If the constant term, in binomial expansion of $$\left(2x^r + \frac{1}{x^2}\right)^{10}$$ is 180, then $$r$$ is equal to ___.

The general term in the expansion of $$\left(2x^r + \frac{1}{x^2}\right)^{10}$$ is given by

$$T_{k+1} = \binom{10}{k}\left(2x^r\right)^{10-k}\left(\frac{1}{x^2}\right)^k = \binom{10}{k} \cdot 2^{10-k} \cdot x^{r(10-k) - 2k}$$

For the constant term, the power of $$x$$ must be zero, so we need $$r(10 - k) - 2k = 0$$.
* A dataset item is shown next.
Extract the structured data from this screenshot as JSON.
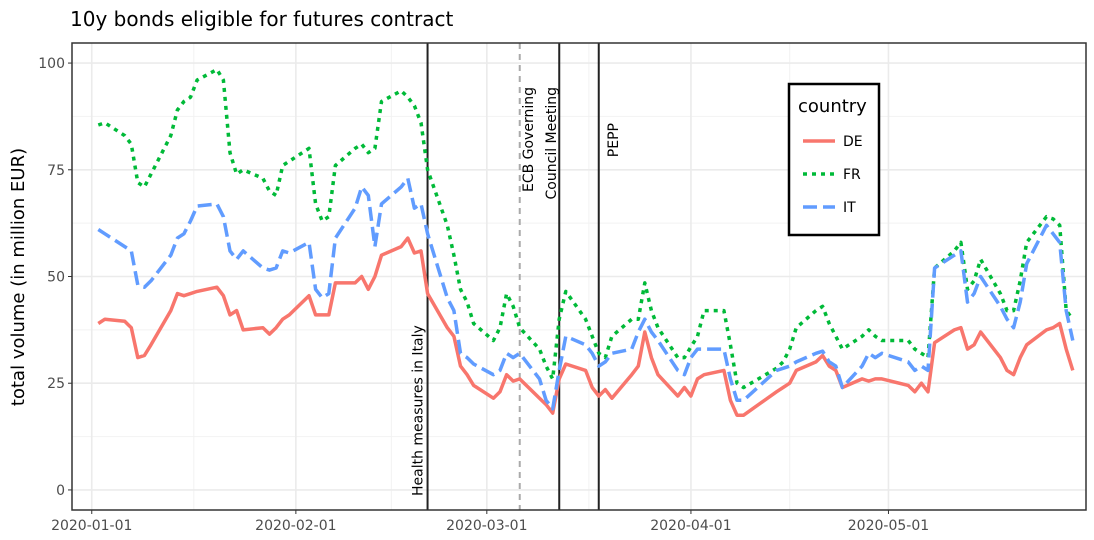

Solving for $$k$$: $$10r - rk - 2k = 0$$, which gives $$k(r + 2) = 10r$$, so $$k = \frac{10r}{r + 2}$$. $$-(1)$$

Since $$k$$ must be a non-negative integer with $$0 \le k \le 10$$, and the constant term equals 180, we also need $$\binom{10}{k} \cdot 2^{10-k} = 180$$. $$-(2)$$

We test values of $$k$$ in equation $$(2)$$:

For $$k = 8$$: $$\binom{10}{8} \cdot 2^{2} = 45 \times 4 = 180$$. This works.

Substituting $$k = 8$$ into equation $$(1)$$: $$8 = \frac{10r}{r + 2}$$.

Cross-multiplying: $$8(r + 2) = 10r$$, so $$8r + 16 = 10r$$, giving $$2r = 16$$, hence $$r = 8$$.

Therefore, the value of $$r$$ is $$8$$.